OPEC Vienna meeting’s success above 90%, says expert
Baku, Azerbaijan, Nov. 29
By Leman Zeynalova – Trend:
The success of OPEC’s upcoming Vienna meeting is above 90 percent, Cyril Widdershoven, a Middle East geopolitical specialist and energy analyst, a partner at Dutch risk consultancy VEROCY and SVP MEA-Risk, told Trend Nov. 29.
“Main players are willing to get their act together, in which Saudi Arabia and Russia are showing their power at present,” he said.
In September, OPEC producers agreed during an informal meeting in Algiers to cut down the oil output to 32.5 million barrels per day (bpd) from current production of 33.24 million bpd. How much each country will produce is to be decided at the next formal meeting of OPEC on Nov. 30 in Vienna.
The expert pointed out that Saudi Arabia is very much interested in this deal, as it will push valuation of its ARAMCO IPO in 2017 to higher levels.
“A crude oil price increase will be bringing in additional billions of dollars to Saudi Arabia, which all parties involved are very much interested in,” Widdershoven added.
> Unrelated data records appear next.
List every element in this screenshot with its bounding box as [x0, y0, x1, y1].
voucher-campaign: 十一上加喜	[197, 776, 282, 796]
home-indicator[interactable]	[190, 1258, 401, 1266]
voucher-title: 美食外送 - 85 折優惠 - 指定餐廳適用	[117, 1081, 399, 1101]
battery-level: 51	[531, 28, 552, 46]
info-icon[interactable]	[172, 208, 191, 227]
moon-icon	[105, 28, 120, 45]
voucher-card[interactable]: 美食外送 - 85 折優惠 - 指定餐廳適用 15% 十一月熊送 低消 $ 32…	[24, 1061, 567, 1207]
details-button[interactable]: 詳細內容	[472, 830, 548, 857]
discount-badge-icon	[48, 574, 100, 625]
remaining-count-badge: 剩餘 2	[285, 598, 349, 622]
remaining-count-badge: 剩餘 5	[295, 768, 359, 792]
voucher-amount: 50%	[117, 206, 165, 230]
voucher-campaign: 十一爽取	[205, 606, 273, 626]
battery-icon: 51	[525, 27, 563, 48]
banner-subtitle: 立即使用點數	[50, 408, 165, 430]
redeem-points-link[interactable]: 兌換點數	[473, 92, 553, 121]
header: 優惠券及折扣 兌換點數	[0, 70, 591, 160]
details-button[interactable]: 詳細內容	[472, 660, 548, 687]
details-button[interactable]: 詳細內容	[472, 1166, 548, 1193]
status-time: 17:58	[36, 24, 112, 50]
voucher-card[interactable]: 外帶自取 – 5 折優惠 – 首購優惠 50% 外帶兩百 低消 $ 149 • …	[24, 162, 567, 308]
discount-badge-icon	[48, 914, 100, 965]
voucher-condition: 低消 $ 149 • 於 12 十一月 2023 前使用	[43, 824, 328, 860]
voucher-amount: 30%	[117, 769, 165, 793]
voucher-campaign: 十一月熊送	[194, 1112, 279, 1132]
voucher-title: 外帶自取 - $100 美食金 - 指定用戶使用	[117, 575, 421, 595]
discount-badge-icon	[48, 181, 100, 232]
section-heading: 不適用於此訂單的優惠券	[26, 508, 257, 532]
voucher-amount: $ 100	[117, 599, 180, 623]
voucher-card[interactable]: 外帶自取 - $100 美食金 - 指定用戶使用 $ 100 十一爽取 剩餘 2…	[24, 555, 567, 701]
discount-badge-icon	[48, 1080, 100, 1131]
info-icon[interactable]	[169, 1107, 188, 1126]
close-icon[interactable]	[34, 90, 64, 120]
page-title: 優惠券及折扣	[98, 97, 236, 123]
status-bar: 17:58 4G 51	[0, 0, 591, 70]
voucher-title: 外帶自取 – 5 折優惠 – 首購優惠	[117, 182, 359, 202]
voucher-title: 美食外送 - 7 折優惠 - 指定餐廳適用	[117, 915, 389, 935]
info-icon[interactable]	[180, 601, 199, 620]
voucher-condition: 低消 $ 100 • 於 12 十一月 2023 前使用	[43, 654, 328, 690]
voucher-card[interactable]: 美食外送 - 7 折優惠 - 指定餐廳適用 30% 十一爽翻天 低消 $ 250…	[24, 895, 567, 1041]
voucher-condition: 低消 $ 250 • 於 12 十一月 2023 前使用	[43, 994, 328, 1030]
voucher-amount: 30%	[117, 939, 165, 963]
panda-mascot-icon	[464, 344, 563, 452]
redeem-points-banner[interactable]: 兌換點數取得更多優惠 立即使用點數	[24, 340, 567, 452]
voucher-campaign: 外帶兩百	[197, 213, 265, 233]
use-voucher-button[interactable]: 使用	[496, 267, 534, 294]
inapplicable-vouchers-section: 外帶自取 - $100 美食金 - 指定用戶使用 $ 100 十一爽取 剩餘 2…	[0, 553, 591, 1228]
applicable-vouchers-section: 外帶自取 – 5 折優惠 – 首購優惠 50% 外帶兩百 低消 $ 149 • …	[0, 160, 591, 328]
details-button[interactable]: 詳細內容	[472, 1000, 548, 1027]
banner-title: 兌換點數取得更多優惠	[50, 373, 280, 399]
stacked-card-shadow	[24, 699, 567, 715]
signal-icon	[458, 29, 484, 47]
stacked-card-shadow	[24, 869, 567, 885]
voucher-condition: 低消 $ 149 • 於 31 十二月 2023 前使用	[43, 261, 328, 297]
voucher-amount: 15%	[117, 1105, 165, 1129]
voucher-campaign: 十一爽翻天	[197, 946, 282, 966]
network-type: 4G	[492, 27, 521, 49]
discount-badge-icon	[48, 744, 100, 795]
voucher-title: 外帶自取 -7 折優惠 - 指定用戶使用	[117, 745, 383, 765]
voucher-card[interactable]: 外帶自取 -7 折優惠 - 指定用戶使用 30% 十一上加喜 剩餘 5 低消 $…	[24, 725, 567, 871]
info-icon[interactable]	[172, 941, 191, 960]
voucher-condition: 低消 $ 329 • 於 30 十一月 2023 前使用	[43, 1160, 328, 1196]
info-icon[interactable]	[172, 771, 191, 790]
As for non-OPEC countries, the expert said that main issues for Moscow are Saudi Arabian and other Arab OPEC producers’ requests that non-OPEC countries, such as Russia, Canada and the US, cut at the same levels.
“Russia will try to have a geopolitical assessment in place, in which it will give into the requests of Arab OPEC members to cut, as this will additionally give it some positive feedback from Saudi-UAE and possibly others on MENA-related (Middle East and North Africa) issues at present,” he said.
However, the expert believes that the US will not commit itself to production cuts.
“In a free-market situation, the US government is not at all able to force production cuts on its privatized companies or IOCs (international oil companies),” explained Widdershoven.
But shale oil will not be making such a large impact on the market in which production is even expected to fall in 2017-2018 due to very low investment or capital expenditures in the last 3 years, according to the expert.
“Decline of production is imminent in large parts of the world, so oil prices will be hitting higher levels for sure. Cuts at present are just to show the power of OPEC and non-OPEC members to have a say in the market,” he added.
Widdershoven pointed out that success is however a small issue, as the market is looking for guidance and some positive news to look forward to higher price levels and lower excess oil volumes in 2017.
It is needed, to keep production levels at volumes needed, as more and more it is becoming clear that production and supply are reaching a breaking point, he said, adding that supply will be lagging behind, while demand is growing steadily.
“Somewhere in the next months we will see more and more information that the oil glut is over. We are reaching a different situation very soon,” said the expert.